Be that as it may, the question remains: Why? What explains European social democracy’s slide into reactionary policies and, thus, oblivion? My answer is that, some time in the 1990s, Europe’s ‘official’, social democratic Left fell into the trap of believing that the welfare state need no longer be financed from a portion of profits exacted by political means from industry and commerce. Instead, they could finance the welfare state by tapping into the rivers of privately minted money that the financial sector was printing (while waged labour was being squeezed and real estate prices soared).
Rather than constantly clashing with industrialists and merchants in order to extract from them a share of their profits, social democratic parties of government believed that a Faustian bargain with financiers could: (a) yield more funds for social programs, (b) end their conflict-ridden relationship with industry, and (c) allow them to hobnob with the rich and powerful, as partners, while still lavishly funding public hospitals, schools, unemployment benefits, the arts etc. It seemed like a dream come true for suited men who did not want to abandon the working class to its own devices but who had had enough of class struggle.
Faustian bargains come, alas, with clauses written in blood.
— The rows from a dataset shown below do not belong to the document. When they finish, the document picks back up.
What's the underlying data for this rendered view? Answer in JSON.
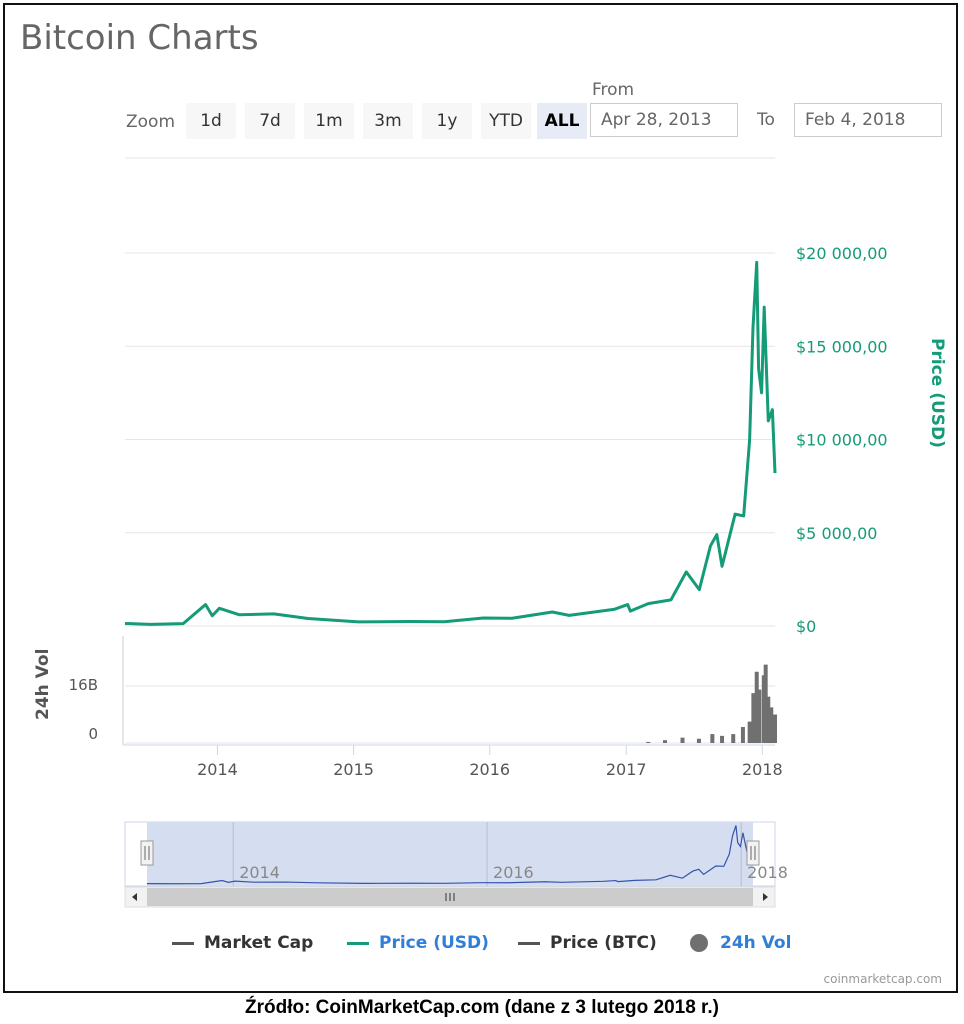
{
  "header": {
    "title": "Bitcoin Charts"
  },
  "toolbar": {
    "zoom_label": "Zoom",
    "buttons": [
      "1d",
      "7d",
      "1m",
      "3m",
      "1y",
      "YTD",
      "ALL"
    ],
    "active": "ALL",
    "from_label": "From",
    "from_value": "Apr 28, 2013",
    "to_label": "To",
    "to_value": "Feb 4, 2018"
  },
  "colors": {
    "price": "#149b77",
    "volume": "#707070",
    "navigator_fill": "#d5def0",
    "navigator_line": "#3355aa"
  },
  "chart_data": {
    "type": "line",
    "title": "",
    "y_price": {
      "label": "Price (USD)",
      "ticks": [
        "$0",
        "$5 000,00",
        "$10 000,00",
        "$15 000,00",
        "$20 000,00"
      ],
      "tick_values": [
        0,
        5000,
        10000,
        15000,
        20000
      ],
      "range": [
        0,
        20000
      ]
    },
    "y_volume": {
      "label": "24h Vol",
      "ticks": [
        "0",
        "16B"
      ],
      "tick_values": [
        0,
        16
      ],
      "range": [
        0,
        16
      ]
    },
    "x_ticks": [
      "2014",
      "2015",
      "2016",
      "2017",
      "2018"
    ],
    "x_range": [
      "2013-04-28",
      "2018-02-04"
    ],
    "series": [
      {
        "name": "Price (USD)",
        "x": [
          "2013-04-28",
          "2013-07-05",
          "2013-10-01",
          "2013-11-30",
          "2013-12-18",
          "2014-01-06",
          "2014-03-01",
          "2014-06-01",
          "2014-09-01",
          "2015-01-14",
          "2015-06-01",
          "2015-09-01",
          "2015-12-15",
          "2016-03-01",
          "2016-06-17",
          "2016-08-01",
          "2016-12-01",
          "2017-01-05",
          "2017-01-12",
          "2017-03-01",
          "2017-05-01",
          "2017-06-11",
          "2017-07-16",
          "2017-08-15",
          "2017-09-01",
          "2017-09-15",
          "2017-10-20",
          "2017-11-12",
          "2017-11-28",
          "2017-12-07",
          "2017-12-17",
          "2017-12-22",
          "2017-12-30",
          "2018-01-06",
          "2018-01-17",
          "2018-01-28",
          "2018-02-04"
        ],
        "y": [
          135,
          90,
          125,
          1150,
          550,
          950,
          600,
          650,
          400,
          220,
          240,
          230,
          430,
          415,
          750,
          570,
          900,
          1150,
          800,
          1200,
          1400,
          2900,
          1950,
          4300,
          4900,
          3200,
          6000,
          5900,
          10000,
          16000,
          19500,
          13800,
          12500,
          17100,
          11000,
          11600,
          8200
        ]
      },
      {
        "name": "24h Vol",
        "unit": "B",
        "x": [
          "2017-03-01",
          "2017-04-15",
          "2017-06-01",
          "2017-07-15",
          "2017-08-20",
          "2017-09-15",
          "2017-10-15",
          "2017-11-10",
          "2017-11-28",
          "2017-12-08",
          "2017-12-17",
          "2017-12-24",
          "2018-01-05",
          "2018-01-10",
          "2018-01-17",
          "2018-01-25",
          "2018-02-04"
        ],
        "y": [
          0.3,
          0.8,
          1.5,
          1.2,
          2.5,
          2.0,
          2.5,
          4.5,
          6,
          14,
          20,
          15,
          19,
          22,
          13,
          10,
          8
        ]
      }
    ],
    "navigator": {
      "ticks": [
        "2014",
        "2016",
        "2018"
      ]
    },
    "legend": {
      "items": [
        "Market Cap",
        "Price (USD)",
        "Price (BTC)",
        "24h Vol"
      ],
      "placement": "bottom"
    }
  },
  "footer": {
    "credit": "coinmarketcap.com",
    "caption": "Źródło: CoinMarketCap.com (dane z 3 lutego 2018 r.)"
  }
}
Europe’s social democrats, lured by the cacophony of money-making in the financial sector, numbed by the myth of some ‘Great Moderation’, and excited by the mystical notion of ‘riskless risk’, agreed to let finance free to do as it pleased in exchange for funds with which to prop up welfare states that were relics of a bygone post-war social contract. That was the social democrats’ game. At the time, it seemed to them a better idea, more fathomable, than having to be constantly in conflict with industrialists, seeking to tax them to redistribute. In contrast, they found a cosy relationship with bankers more amenable and easy going. As long as the ‘leftist’ politicians let them do as they pleased, the financiers were happy to let them have some crumbs off their gargantuan dinner table.
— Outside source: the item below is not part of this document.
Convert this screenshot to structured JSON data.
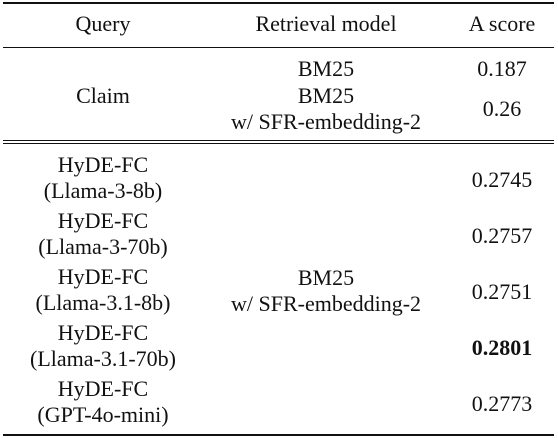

Alas, to be allowed these crumbs, social democrats had to swallow financialisation’s logic hook, line and sinker, including the neoliberal design of the Eurozone. And so, when in 2008 the tsunamis of capital produced by Wall Street, the City and Frankfurt evaporated, Europe’s social democratic side of politics did not have the analytical tools, or moral oeuvre, with which to subject the collapsing system to critical scrutiny. They were, thus, ripe for acquiescence, for total capitulation, to the toxic remedies (e.g. the ‘bailouts’) whose purpose was to sacrifice working people, the unemployed, and the weak on the altar of the financiers. Indeed, they even volunteered to implement the ‘necessary’ cruel policies as if in denial of their acquiescence to a Faustian bargain that was to prove their demise.
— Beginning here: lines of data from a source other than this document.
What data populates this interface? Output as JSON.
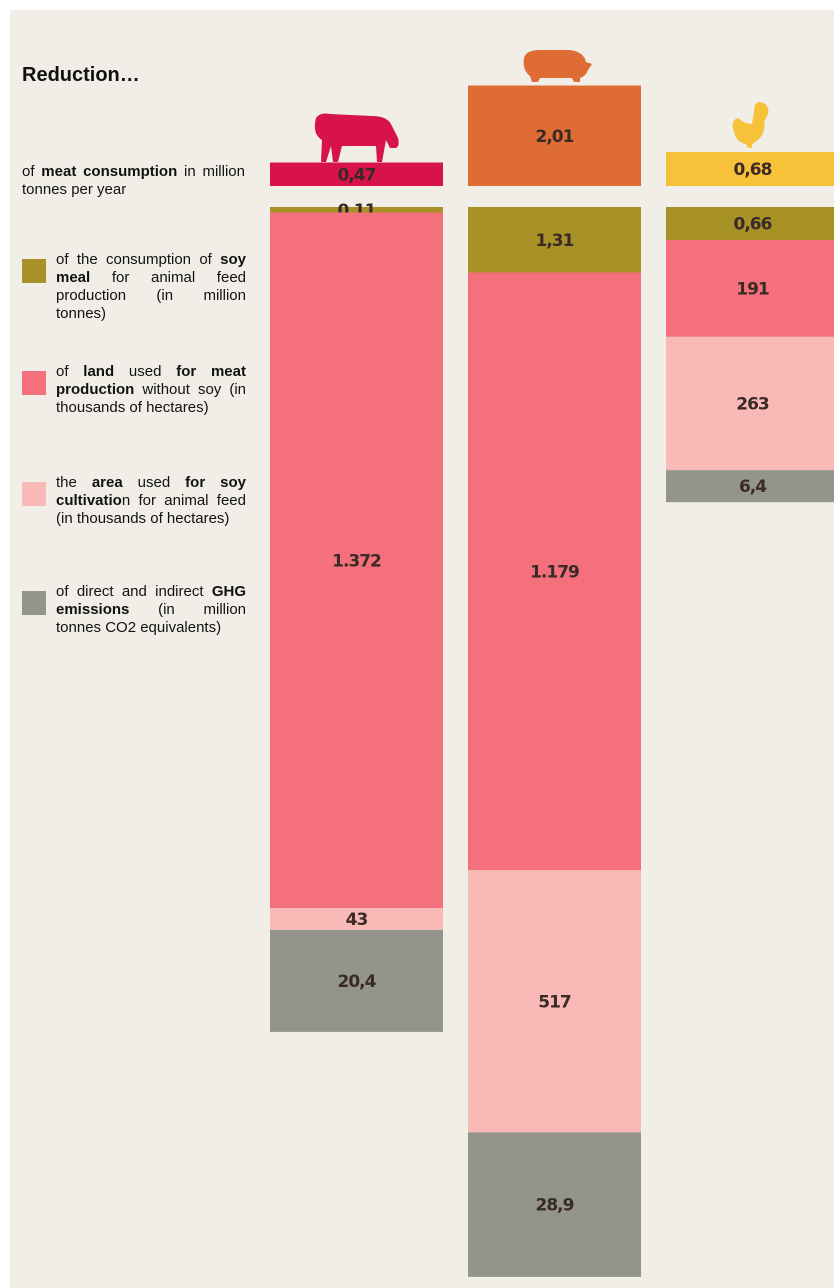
{
  "title": "Reduction…",
  "chart_data": {
    "type": "stacked-columns",
    "series": [
      {
        "name": [
          {
            "text": "of ",
            "bold": false
          },
          {
            "text": "meat consumption",
            "bold": true
          },
          {
            "text": " in million tonnes per year",
            "bold": false
          }
        ],
        "colors": [
          "#d8124a",
          "#e06c35",
          "#f8c13a"
        ],
        "values": [
          0.47,
          2.01,
          0.68
        ],
        "value_labels": [
          "0,47",
          "2,01",
          "0,68"
        ]
      },
      {
        "name": [
          {
            "text": "of the consumption of ",
            "bold": false
          },
          {
            "text": "soy meal",
            "bold": true
          },
          {
            "text": " for animal feed production (in million tonnes)",
            "bold": false
          }
        ],
        "color": "#a89127",
        "values": [
          0.11,
          1.31,
          0.66
        ],
        "value_labels": [
          "0,11",
          "1,31",
          "0,66"
        ]
      },
      {
        "name": [
          {
            "text": "of ",
            "bold": false
          },
          {
            "text": "land",
            "bold": true
          },
          {
            "text": " used ",
            "bold": false
          },
          {
            "text": "for meat production",
            "bold": true
          },
          {
            "text": " without soy (in thousands of hectares)",
            "bold": false
          }
        ],
        "color": "#f4707c",
        "values": [
          1372,
          1179,
          191
        ],
        "value_labels": [
          "1.372",
          "1.179",
          "191"
        ]
      },
      {
        "name": [
          {
            "text": "the ",
            "bold": false
          },
          {
            "text": "area",
            "bold": true
          },
          {
            "text": " used ",
            "bold": false
          },
          {
            "text": "for soy cultivatio",
            "bold": true
          },
          {
            "text": "n for animal feed (in thousands of hectares)",
            "bold": false
          }
        ],
        "color": "#f9b9b6",
        "values": [
          43,
          517,
          263
        ],
        "value_labels": [
          "43",
          "517",
          "263"
        ]
      },
      {
        "name": [
          {
            "text": "of direct and indirect ",
            "bold": false
          },
          {
            "text": "GHG emissions",
            "bold": true
          },
          {
            "text": " (in million tonnes CO2 equivalents)",
            "bold": false
          }
        ],
        "color": "#93948c",
        "values": [
          20.4,
          28.9,
          6.4
        ],
        "value_labels": [
          "20,4",
          "28,9",
          "6,4"
        ]
      }
    ]
  }
}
European social democracy cannot survive its pre-2008 historic analytical error and its post-2008 complicity in organised misanthropy.
Europe, at the same time, cannot be saved without a revival of a Left capable of subjecting the Eurozone’s construction to critical reason.
Unless a reinvigorated Left can inspire Europeans to challenge the toxic policies at the heart of Europe’s deconstruction, the only winners will be racism, nationalism and the emerging regime that I refer to as Bankruptocracy.